Process datasets that cannot be handled on a single pc; Spark. Run queries on very large datasets. Grew from the Hadoop ecosystem, a software platform for distributed storage and processing of very large data sets.

We are going to deploy Spark on our cluster, specifaclly Spark 3.0.0 was officially released on 18th June 2020. Why Spark 3? Compared to Spark 2, it has improbed performance and it will be easier to extend it with libraries that run on GPU nodes, there is support for Cypher, a query language for graph integration. These are not features that we’ll need rightaway, but we might need them in the near future.

PySpark Style guide

The Palantir’s Style Guide for PySpark includes basic rules to improve your PySpark code including good reasons why this is a best practice.

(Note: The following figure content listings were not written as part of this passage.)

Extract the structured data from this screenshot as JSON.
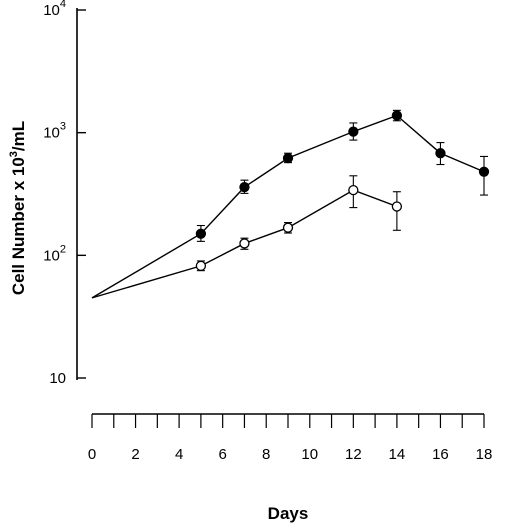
{
  "chart_data": {
    "type": "line",
    "xlabel": "Days",
    "ylabel": "Cell Number x 10",
    "ylabel_sup": "3",
    "ylabel_suffix": "/mL",
    "xlim": [
      0,
      18
    ],
    "ylim": [
      10,
      10000
    ],
    "yscale": "log",
    "x_ticks": [
      0,
      2,
      4,
      6,
      8,
      10,
      12,
      14,
      16,
      18
    ],
    "y_ticks": [
      {
        "value": 10,
        "base": "10",
        "exp": ""
      },
      {
        "value": 100,
        "base": "10",
        "exp": "2"
      },
      {
        "value": 1000,
        "base": "10",
        "exp": "3"
      },
      {
        "value": 10000,
        "base": "10",
        "exp": "4"
      }
    ],
    "grid": false,
    "legend": "none",
    "series": [
      {
        "marker": "filled-circle",
        "x": [
          0,
          5,
          7,
          9,
          12,
          14,
          16,
          18
        ],
        "y": [
          45,
          150,
          360,
          620,
          1020,
          1380,
          680,
          480
        ],
        "err_low": [
          null,
          130,
          320,
          570,
          870,
          1250,
          550,
          310
        ],
        "err_high": [
          null,
          175,
          410,
          680,
          1200,
          1520,
          830,
          640
        ]
      },
      {
        "marker": "open-circle",
        "x": [
          0,
          5,
          7,
          9,
          12,
          14
        ],
        "y": [
          45,
          82,
          125,
          168,
          340,
          250
        ],
        "err_low": [
          null,
          75,
          112,
          152,
          245,
          160
        ],
        "err_high": [
          null,
          90,
          138,
          185,
          445,
          330
        ]
      }
    ]
  }
}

Performence & Optimization

Notes from the article Tuning Apache Spark Jobs the Easy Way.

Running Spark jobs is not very difficult, it is not always easy to tell whether we can run it optimally.

  • Jobs: operations that physically move data in order to produce some result; are decomposed into “stages” by separating where a shuffle is required.
  • Stage: segments of work that run from date input, or data read from a previous shuffle, through a set of operations named tasks.
  • task: one task per data partition.

The Stage Detail View gives a report with various hints how to optimize.

The Event Timeline with all tasks in the stage, grouped by executor. If less cores are used than available in the cluster, this can be optimized.

  • If there are too many partitions, the last ending tasks are limiting. This can also be too few partitions or a data skew.
  • with too many partitions, leading to too many tasks; many short tasks dominated by time spent in non-compute

You want the “computing time” to be at least 70% of the time, or you have too many tasks/partitions or the partitions are too small or require too little work.

The Summary Metrics for Competed Tasks show variance in compute metrics; using skew in the min and max values, you can find partitions too small or too big.

The Aggregated Metrics by Executor gives a set of summerized statistics, if one executor is consistently off, this could mean that there is something wrong with the JVM, the hosting node, data locally trouble.

The Task List includes all the tasks already shown on the event timeline, but now with more details.

How many partitions depends really on so many variables – workload, cluster configuration, data sources – but a ball park figure: each partition to contain 100-200MB of data and each task to take 50-200ms.